Unesco’s Secretary General Irina Bokova has announced that World Philosophy Day, held under the aegis of Unesco, will no longer be held in Tehran where the 2010 event had originally been scheduled. This year, philosophy’s world capital will be Paris and Unesco has withdrawn all acknowledgement of Tehran’s event. It has been cancelled. The protest by Reset-Dialogues on Civilizations, which had opened the debate at the very beginning of the year with a letter signed by Giuliano Amato, Giancarlo Bosetti and Ramin Jahanbegloo, has therefore achieved its objective in spite of many long months of hesitations and postponements.

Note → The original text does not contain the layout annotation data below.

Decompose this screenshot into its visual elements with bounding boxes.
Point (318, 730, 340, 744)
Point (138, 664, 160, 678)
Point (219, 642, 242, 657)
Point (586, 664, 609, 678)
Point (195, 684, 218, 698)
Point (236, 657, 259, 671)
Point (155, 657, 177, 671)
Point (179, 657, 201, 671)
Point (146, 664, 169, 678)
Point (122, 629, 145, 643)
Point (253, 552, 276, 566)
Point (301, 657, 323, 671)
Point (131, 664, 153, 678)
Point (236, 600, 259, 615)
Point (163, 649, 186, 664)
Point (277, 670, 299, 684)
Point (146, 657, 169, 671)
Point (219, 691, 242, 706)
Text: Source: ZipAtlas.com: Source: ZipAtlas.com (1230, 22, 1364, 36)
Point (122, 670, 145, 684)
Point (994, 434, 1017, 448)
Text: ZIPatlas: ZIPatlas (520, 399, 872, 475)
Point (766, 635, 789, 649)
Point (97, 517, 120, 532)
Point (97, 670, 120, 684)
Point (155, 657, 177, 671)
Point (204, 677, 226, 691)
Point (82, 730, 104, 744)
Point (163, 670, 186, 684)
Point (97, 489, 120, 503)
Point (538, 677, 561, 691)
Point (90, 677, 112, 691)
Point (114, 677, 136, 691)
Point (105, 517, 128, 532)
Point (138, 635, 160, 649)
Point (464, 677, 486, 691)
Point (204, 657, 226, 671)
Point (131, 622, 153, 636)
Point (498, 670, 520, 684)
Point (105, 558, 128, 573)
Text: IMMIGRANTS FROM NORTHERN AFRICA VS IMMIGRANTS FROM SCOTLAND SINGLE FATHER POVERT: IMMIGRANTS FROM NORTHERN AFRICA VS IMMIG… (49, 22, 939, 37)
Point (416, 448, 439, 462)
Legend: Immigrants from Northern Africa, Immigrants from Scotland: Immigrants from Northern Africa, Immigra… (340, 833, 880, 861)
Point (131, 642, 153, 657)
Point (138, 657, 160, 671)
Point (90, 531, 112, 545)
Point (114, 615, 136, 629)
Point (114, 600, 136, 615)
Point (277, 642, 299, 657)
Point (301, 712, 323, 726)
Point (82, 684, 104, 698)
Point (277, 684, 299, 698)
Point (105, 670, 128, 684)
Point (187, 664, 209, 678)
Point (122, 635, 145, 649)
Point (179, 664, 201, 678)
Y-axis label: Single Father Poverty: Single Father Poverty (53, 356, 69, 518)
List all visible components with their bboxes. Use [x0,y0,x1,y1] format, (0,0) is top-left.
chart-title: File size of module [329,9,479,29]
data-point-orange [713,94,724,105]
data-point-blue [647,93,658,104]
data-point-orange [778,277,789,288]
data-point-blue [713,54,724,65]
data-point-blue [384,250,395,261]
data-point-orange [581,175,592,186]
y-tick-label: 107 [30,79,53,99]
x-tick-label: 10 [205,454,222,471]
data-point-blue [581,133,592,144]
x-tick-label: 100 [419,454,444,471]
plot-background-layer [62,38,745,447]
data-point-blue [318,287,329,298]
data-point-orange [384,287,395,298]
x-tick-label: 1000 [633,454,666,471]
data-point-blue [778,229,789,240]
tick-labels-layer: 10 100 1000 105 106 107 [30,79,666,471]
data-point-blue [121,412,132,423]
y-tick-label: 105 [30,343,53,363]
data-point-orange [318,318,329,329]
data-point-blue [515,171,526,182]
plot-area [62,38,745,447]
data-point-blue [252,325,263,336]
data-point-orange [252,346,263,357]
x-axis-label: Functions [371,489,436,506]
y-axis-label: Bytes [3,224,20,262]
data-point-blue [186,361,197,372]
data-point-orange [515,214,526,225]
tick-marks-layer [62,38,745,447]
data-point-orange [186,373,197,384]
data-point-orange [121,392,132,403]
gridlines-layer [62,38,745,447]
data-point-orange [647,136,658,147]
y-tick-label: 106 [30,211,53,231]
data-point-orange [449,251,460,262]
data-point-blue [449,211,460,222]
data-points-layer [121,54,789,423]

The fact that Ahmedinejad’s Iran did not guarantee decent conditions for a free dialogue between philosophers was clear from the very beginning. This became all the more obvious when it was announced that the person organising events in Iran, Gholamreza Avani, the director of the Iranian Institute of Philosophy, had been replaced with Gholam Ali Haddad Adel, Ayatollah Ali Khamenei’s son-in-law, while at the same time authorities issued directives stating that western social sciences and philosophy were not suited to Iran.
The delay in assuming a clear decision on cancelling the Unesco-sponsored event in Iran increased embarrassment that became unsustainable when news on the state of affairs was made public by Reset-Doc in a meeting held in New York at the New School of Social Research on September 27th and support for the protest was announced by many famous philosophers such as Seyla Benhabib, Juergen Habermas, Michael Walzer, Axel Honneth, Alessandro Ferrara, Andrew Arato, Jean Cohen, and Iranian intellectuals such as Hamid Dabashi, Farzin Vardat and Ferzaneh Ganji. The website www.resetdoc.org opened its pages to a flow of protests and in the meantime preparations were underway on-line to host an alternative World Philosophy Day with www.philosophy4freedom.org. The event in New York, reported by the American and German press, made public the absurdity of an event that was now imminent. Bokova’s decision has at last saved Unesco from embarrassment and made even clearer Tehran’s isolation.
Iran had some time ago set up a website using Unesco’s logo to celebrate and document World Philosophy Day in Iran: www.philosophyday.ir. The Unesco logo was immediately removed from the website’s homepage, while for the moment there are still traces of it on internal pages. It is not known whether there will be official reactions from Iran.